Y aunque podría objetarse que el ejemplo señalado se basa en un tipo de flor que todos conocemos -la rosa-, pero que hay flores raras que no logramos identificar y que entonces sí podríamos tener una «sensación». La objeción no procede, pues, el enunciado «flores raras» también supone que el objeto con el cual topamos es reconocido como flor, aunque no sepamos su nombre específico. Y saber que se trata de una flor y no de un animal, vuelve a significar que tenemos algún grado de información que nos permite reconocerla como flor, lo cual, insisto, hace que nuestra experiencia sea una percepción y no una sensación.

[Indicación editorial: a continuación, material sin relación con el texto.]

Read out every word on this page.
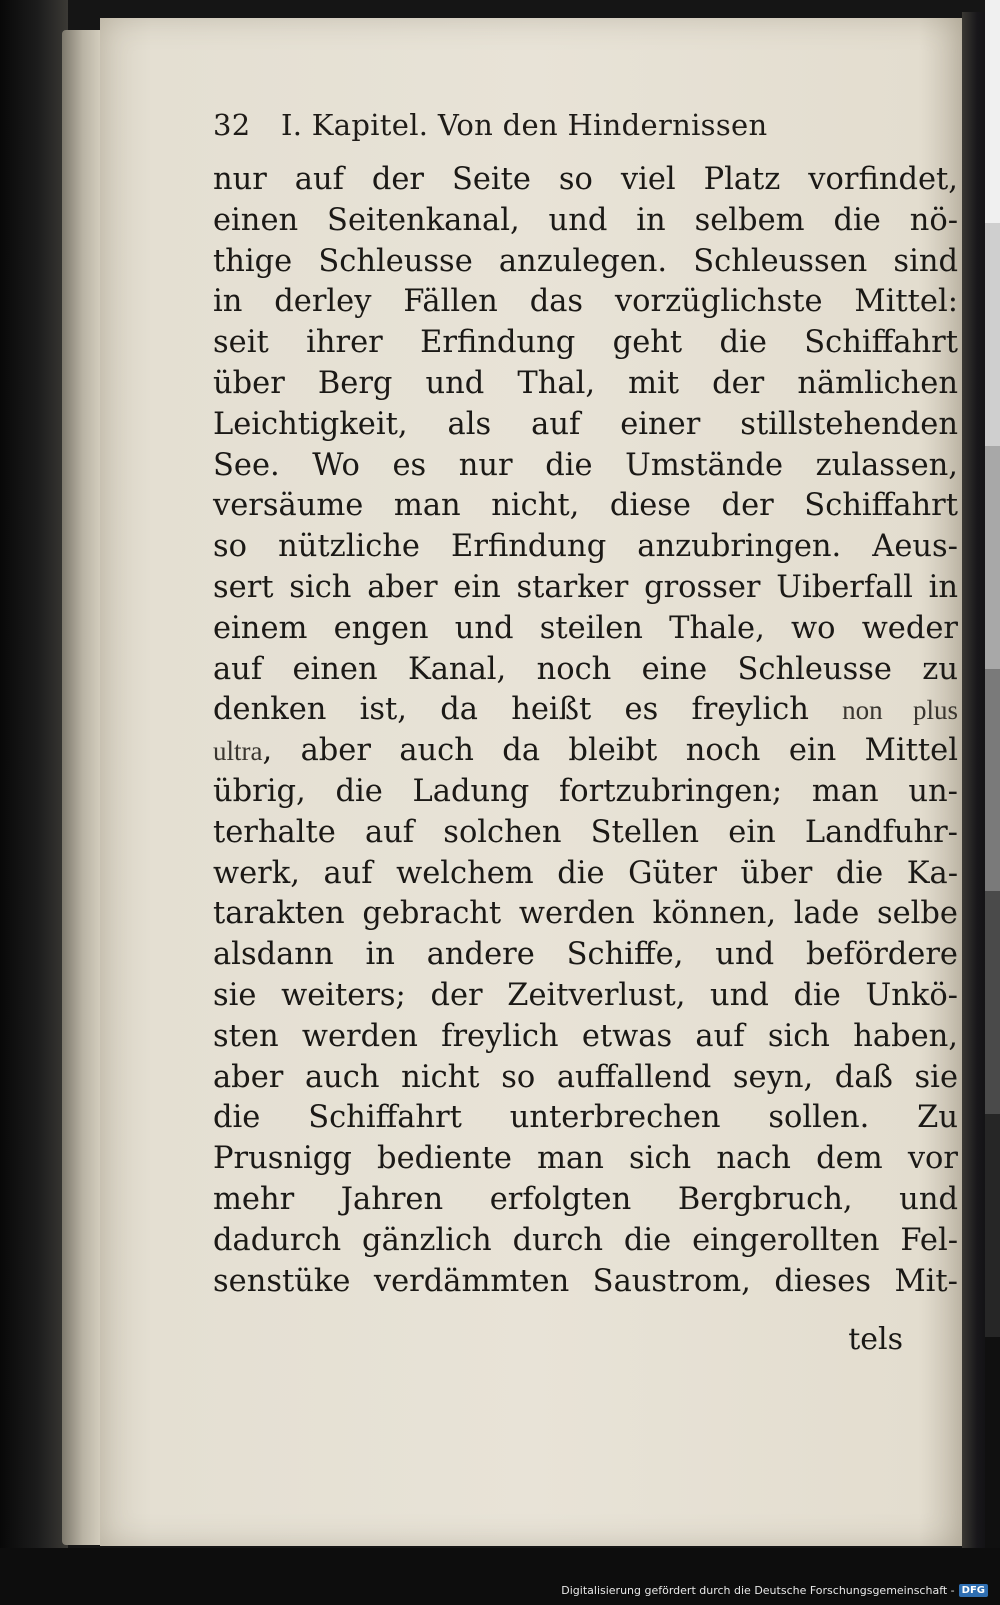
32 I. Kapitel. Von den Hindernissen
nur auf der Seite so viel Platz vorfindet,
einen Seitenkanal, und in selbem die nö-
thige Schleusse anzulegen. Schleussen sind
in derley Fällen das vorzüglichste Mittel:
seit ihrer Erfindung geht die Schiffahrt
über Berg und Thal, mit der nämlichen
Leichtigkeit, als auf einer stillstehenden
See. Wo es nur die Umstände zulassen,
versäume man nicht, diese der Schiffahrt
so nützliche Erfindung anzubringen. Aeus-
sert sich aber ein starker grosser Uiberfall in
einem engen und steilen Thale, wo weder
auf einen Kanal, noch eine Schleusse zu
denken ist, da heißt es freylich non plus
ultra, aber auch da bleibt noch ein Mittel
übrig, die Ladung fortzubringen; man un-
terhalte auf solchen Stellen ein Landfuhr-
werk, auf welchem die Güter über die Ka-
tarakten gebracht werden können, lade selbe
alsdann in andere Schiffe, und befördere
sie weiters; der Zeitverlust, und die Unkö-
sten werden freylich etwas auf sich haben,
aber auch nicht so auffallend seyn, daß sie
die Schiffahrt unterbrechen sollen. Zu
Prusnigg bediente man sich nach dem vor
mehr Jahren erfolgten Bergbruch, und
dadurch gänzlich durch die eingerollten Fel-
senstüke verdämmten Saustrom, dieses Mit-
tels
Digitalisierung gefördert durch die Deutsche Forschungsgemeinschaft - DFG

Y hasta podría proponerse un caso extremo en el que nos encontráramos ante una cosa que no pudiéramos llamar ni flor ni animal ni piedra, ni ninguno de los conceptos genéricos que poseemos. En este caso, tampoco había sensación, pues la reconoceríamos como una cosa, y la palabra «cosa», implica, por lo menos, que sabemos que se trata de algo que es.
Con esto lo que quiero mostrar es que para los seres humanos no hay propiamente sensaciones, primeros encuentros, sino experiencias verbalizadas, que los objetos del mundo se presentan siempre a nuestra experiencia con el añadido de una palabra y, por lo tanto, en el universo sintáctico.
Cualquier cosa del infinito mundo es un «algo», un «objeto», un «ente» o «un no sé qué» y, lo más interesante es que antes que saber cómo se relaciona ese «no sé qué» con lo demás, ya forma parte de un discurso ordenado por la sintaxis: también el orden del lenguaje antecede al orden de lo real. No es arbitrario, en suma, decir que para los seres humanos el mundo y la palabra son lo mismo, pues nada queda fuera del campo que alcanzan las palabras y, además, que sin las palabras nuestra experiencia se vuelve confusa, y con ellas cuando son las exactas se amplía y precisa el mundo.